Solid + Solid: Some metallic alloys like brass, bronze.
Mixtures where the constituents do not completely mix with each other, and remain separate, are called heterogeneous mixtures. In such mixtures, one substance is spread throughout the other in the form of small particles, droplets or bubbles.
A heterogeneous mixture is a mixture where the substances (parts or phases) remain separate and composition is not uniform.
Types of Heterogeneous Mixtures
Suspension: Solid + Liquid. For example, flour in water, river water carrying mud
Gel: Liquid trapped in solid. For example, fruit jelly, agar gel
Emulsion: Mixture of tiny droplets of one liquid suspended in another. For example, milk
Aerosol: Small droplets of liquid or particles of solid dispersed in a gas. For example, clouds (liquid in gas) and smoke (solid in gas)
Foam: Gas in liquid - small bubbles of gas trapped in liquid. For example, shaving foam
Foam: Gas in solid - small bubbles of gas trapped in solid. For example, polystyrene foam (Thermocoal)
To separate different components of a mixture variety of physical techniques are available. All these separation techniques are based on difference in the physical properties of the components present in the mixture.

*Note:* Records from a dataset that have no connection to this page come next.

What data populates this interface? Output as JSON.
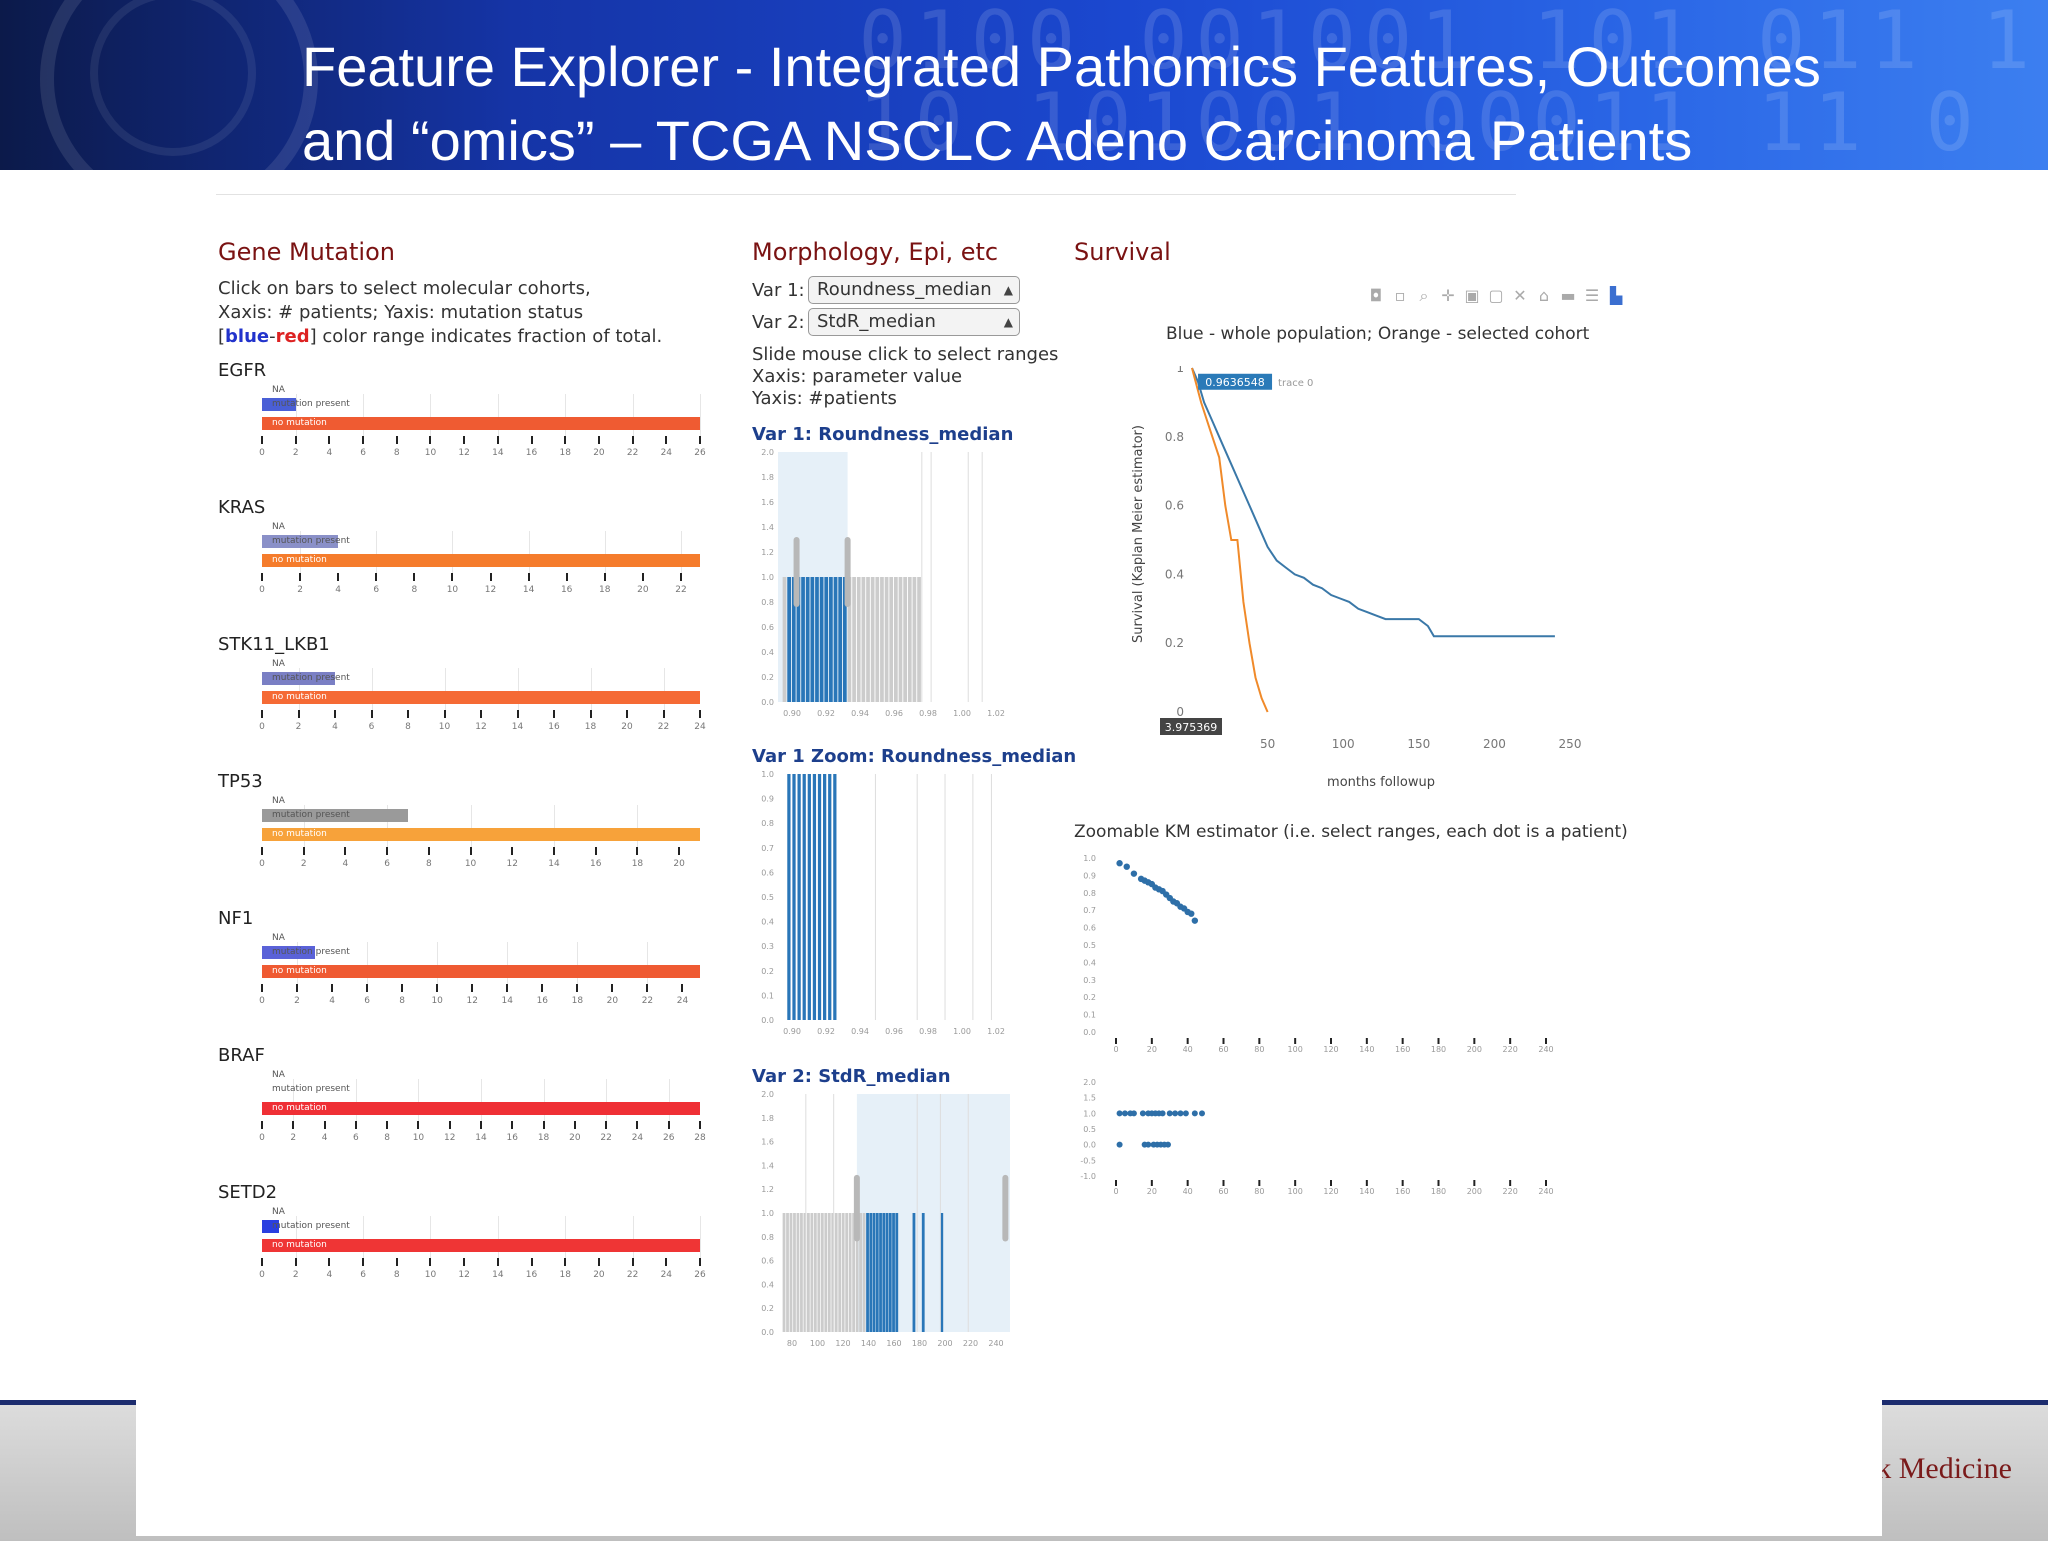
{
  "slide": {
    "title_line1": "Feature Explorer - Integrated  Pathomics Features, Outcomes",
    "title_line2": "and “omics” – TCGA NSCLC Adeno Carcinoma Patients",
    "banner_digits_1": "0100 001001 101 011 1",
    "banner_digits_2": "10 101001 00011 11 0",
    "logo_text": "ook Medicine"
  },
  "colors": {
    "blue": "#2976b8",
    "orange": "#f07f2a",
    "red": "#ef4a3c",
    "lightblue": "#e6f0f8",
    "grey": "#cccccc"
  },
  "gene": {
    "title": "Gene Mutation",
    "desc1": "Click on bars to select molecular cohorts,",
    "desc2": "Xaxis: # patients; Yaxis: mutation status",
    "desc3_a": "[",
    "desc3_blue": "blue",
    "desc3_dash": "-",
    "desc3_red": "red",
    "desc3_b": "] color range indicates fraction of total.",
    "cat_na": "NA",
    "cat_present": "mutation present",
    "cat_none": "no mutation",
    "charts": [
      {
        "name": "EGFR",
        "ticks": [
          "0",
          "2",
          "4",
          "6",
          "8",
          "10",
          "12",
          "14",
          "16",
          "18",
          "20",
          "22",
          "24",
          "26"
        ],
        "max": 26,
        "present": 2,
        "none": 26,
        "pcolor": "#4a5fd6",
        "ncolor": "#ef5b32"
      },
      {
        "name": "KRAS",
        "ticks": [
          "0",
          "2",
          "4",
          "6",
          "8",
          "10",
          "12",
          "14",
          "16",
          "18",
          "20",
          "22"
        ],
        "max": 23,
        "present": 4,
        "none": 23,
        "pcolor": "#8a90c8",
        "ncolor": "#f57c2c"
      },
      {
        "name": "STK11_LKB1",
        "ticks": [
          "0",
          "2",
          "4",
          "6",
          "8",
          "10",
          "12",
          "14",
          "16",
          "18",
          "20",
          "22",
          "24"
        ],
        "max": 24,
        "present": 4,
        "none": 24,
        "pcolor": "#7a7fc4",
        "ncolor": "#f56a35"
      },
      {
        "name": "TP53",
        "ticks": [
          "0",
          "2",
          "4",
          "6",
          "8",
          "10",
          "12",
          "14",
          "16",
          "18",
          "20"
        ],
        "max": 21,
        "present": 7,
        "none": 21,
        "pcolor": "#9a9a9a",
        "ncolor": "#f7a23a"
      },
      {
        "name": "NF1",
        "ticks": [
          "0",
          "2",
          "4",
          "6",
          "8",
          "10",
          "12",
          "14",
          "16",
          "18",
          "20",
          "22",
          "24"
        ],
        "max": 25,
        "present": 3,
        "none": 25,
        "pcolor": "#5a62d8",
        "ncolor": "#ef5a32"
      },
      {
        "name": "BRAF",
        "ticks": [
          "0",
          "2",
          "4",
          "6",
          "8",
          "10",
          "12",
          "14",
          "16",
          "18",
          "20",
          "22",
          "24",
          "26",
          "28"
        ],
        "max": 28,
        "present": 0,
        "none": 28,
        "pcolor": "#4a5fd6",
        "ncolor": "#ef2f35"
      },
      {
        "name": "SETD2",
        "ticks": [
          "0",
          "2",
          "4",
          "6",
          "8",
          "10",
          "12",
          "14",
          "16",
          "18",
          "20",
          "22",
          "24",
          "26"
        ],
        "max": 26,
        "present": 1,
        "none": 26,
        "pcolor": "#2a3fe0",
        "ncolor": "#ef3535"
      }
    ]
  },
  "morph": {
    "title": "Morphology, Epi, etc",
    "var1_label": "Var 1:",
    "var1_value": "Roundness_median",
    "var2_label": "Var 2:",
    "var2_value": "StdR_median",
    "instr1": "Slide mouse click to select ranges",
    "instr2": "Xaxis: parameter value",
    "instr3": "Yaxis: #patients",
    "h1": "Var 1: Roundness_median",
    "h2": "Var 1 Zoom: Roundness_median",
    "h3": "Var 2: StdR_median",
    "hist1": {
      "yticks": [
        "2.0",
        "1.8",
        "1.6",
        "1.4",
        "1.2",
        "1.0",
        "0.8",
        "0.6",
        "0.4",
        "0.2",
        "0.0"
      ],
      "xticks": [
        "0.90",
        "0.92",
        "0.94",
        "0.96",
        "0.98",
        "1.00",
        "1.02"
      ]
    },
    "hist2": {
      "yticks": [
        "1.0",
        "0.9",
        "0.8",
        "0.7",
        "0.6",
        "0.5",
        "0.4",
        "0.3",
        "0.2",
        "0.1",
        "0.0"
      ],
      "xticks": [
        "0.90",
        "0.92",
        "0.94",
        "0.96",
        "0.98",
        "1.00",
        "1.02"
      ]
    },
    "hist3": {
      "yticks": [
        "2.0",
        "1.8",
        "1.6",
        "1.4",
        "1.2",
        "1.0",
        "0.8",
        "0.6",
        "0.4",
        "0.2",
        "0.0"
      ],
      "xticks": [
        "80",
        "100",
        "120",
        "140",
        "160",
        "180",
        "200",
        "220",
        "240"
      ]
    }
  },
  "survival": {
    "title": "Survival",
    "subtitle": "Blue - whole population; Orange - selected cohort",
    "ylabel": "Survival (Kaplan Meier estimator)",
    "xlabel": "months followup",
    "hover_value": "0.9636548",
    "hover_trace": "trace 0",
    "x_hover": "3.975369",
    "toolbar_icons": [
      "camera-icon",
      "save-icon",
      "zoom-icon",
      "pan-icon",
      "zoom-in-icon",
      "zoom-out-icon",
      "autoscale-icon",
      "reset-icon",
      "spike-icon",
      "compare-icon",
      "plotly-logo-icon"
    ],
    "km_title": "Zoomable KM estimator (i.e. select ranges, each dot is a patient)",
    "chart_data": {
      "type": "line",
      "xlim": [
        0,
        250
      ],
      "ylim": [
        0,
        1
      ],
      "xticks": [
        "50",
        "100",
        "150",
        "200",
        "250"
      ],
      "yticks": [
        "1",
        "0.8",
        "0.6",
        "0.4",
        "0.2",
        "0"
      ],
      "series": [
        {
          "color": "#3a78a8",
          "x": [
            0,
            4,
            8,
            14,
            20,
            26,
            32,
            38,
            44,
            50,
            56,
            62,
            68,
            74,
            80,
            86,
            92,
            98,
            104,
            110,
            116,
            122,
            128,
            140,
            150,
            156,
            160,
            170,
            200,
            240
          ],
          "y": [
            1,
            0.96,
            0.9,
            0.84,
            0.78,
            0.72,
            0.66,
            0.6,
            0.54,
            0.48,
            0.44,
            0.42,
            0.4,
            0.39,
            0.37,
            0.36,
            0.34,
            0.33,
            0.32,
            0.3,
            0.29,
            0.28,
            0.27,
            0.27,
            0.27,
            0.25,
            0.22,
            0.22,
            0.22,
            0.22
          ]
        },
        {
          "color": "#f08a2a",
          "x": [
            0,
            6,
            12,
            18,
            22,
            26,
            30,
            34,
            38,
            42,
            46,
            50
          ],
          "y": [
            1,
            0.9,
            0.82,
            0.74,
            0.6,
            0.5,
            0.5,
            0.32,
            0.2,
            0.1,
            0.04,
            0
          ]
        }
      ]
    },
    "km_zoom": {
      "yticks": [
        "1.0",
        "0.9",
        "0.8",
        "0.7",
        "0.6",
        "0.5",
        "0.4",
        "0.3",
        "0.2",
        "0.1",
        "0.0"
      ],
      "xticks": [
        "0",
        "20",
        "40",
        "60",
        "80",
        "100",
        "120",
        "140",
        "160",
        "180",
        "200",
        "220",
        "240"
      ],
      "x": [
        2,
        6,
        10,
        14,
        16,
        18,
        20,
        22,
        24,
        26,
        28,
        30,
        32,
        34,
        36,
        38,
        40,
        42,
        44
      ],
      "y": [
        0.97,
        0.95,
        0.91,
        0.88,
        0.87,
        0.86,
        0.85,
        0.83,
        0.82,
        0.81,
        0.79,
        0.77,
        0.75,
        0.74,
        0.72,
        0.71,
        0.69,
        0.68,
        0.64
      ]
    },
    "km_status": {
      "yticks": [
        "2.0",
        "1.5",
        "1.0",
        "0.5",
        "0.0",
        "-0.5",
        "-1.0"
      ],
      "xticks": [
        "0",
        "20",
        "40",
        "60",
        "80",
        "100",
        "120",
        "140",
        "160",
        "180",
        "200",
        "220",
        "240"
      ],
      "row1": [
        2,
        5,
        8,
        10,
        15,
        18,
        20,
        22,
        24,
        26,
        30,
        33,
        36,
        39,
        44,
        48
      ],
      "row2": [
        2,
        16,
        18,
        21,
        23,
        25,
        27,
        29
      ]
    }
  }
}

Separation by using Separating Funnels
The mixture of two immiscible liquids (i.e, the liquids that do not mix, as oil and water) can be separated by using a separating funnel. The mixture is placed in separating funnel and allowed to stand for some times. When the two layers of liquids are separated, the denser liquid which is in the lower part, is first collected by opening the stop-cock. This method is very useful in industries.
Separation by Evaporation
The separation of liquid (solvent) and solid (solute) from a solution is done by removing the liquid (solvent) by heating or by solar evaporation. By evaporation you can recover the solute component only in solid or powder form.
Separation by Filtration
Filtration is a better method for separating solids from liquids in heterogeneous mixtures. In filtration the solid material is collected as a residue on filter paper and the liquid phase is obtained as filtrate. The method of filtration is used on a large scale in industries.
Separation by Crystallization
Crystallization is a process of formation of solid crystals from a solution. The method of crystallization for separating solid from liquid begins by evaporating the liquid. However, in crystallization, the evaporation is stopped when the solution is concentrated enough. The concentrated solution thus produced, is allowed to cool slowly to form crystals which can be separated by filtration.
Separation by Distillation
The method of distillation is used to separate a liquid from a solution of a homogeneous mixture. The distillation is a process in which a liquid or mixture of liquids is boiled in a distillation flask. The vapour is condensed by passing through a water-cooled tube called condenser and collected as liquid called distillate.
In case of a solution of two miscible liquids (the liquids which can be mixed completely) the separation is based on the fact that the liquids will have different boiling points and there is a wide difference between the boiling points of the two liquids.
Separation based on Magnetic Properties
In a mixture of magnetic and non-magnetic substances, the magnetic substance can be separated by using a magnet. In industry, this method is used to separate iron materials from non-magnetic materials by using large electromagnets.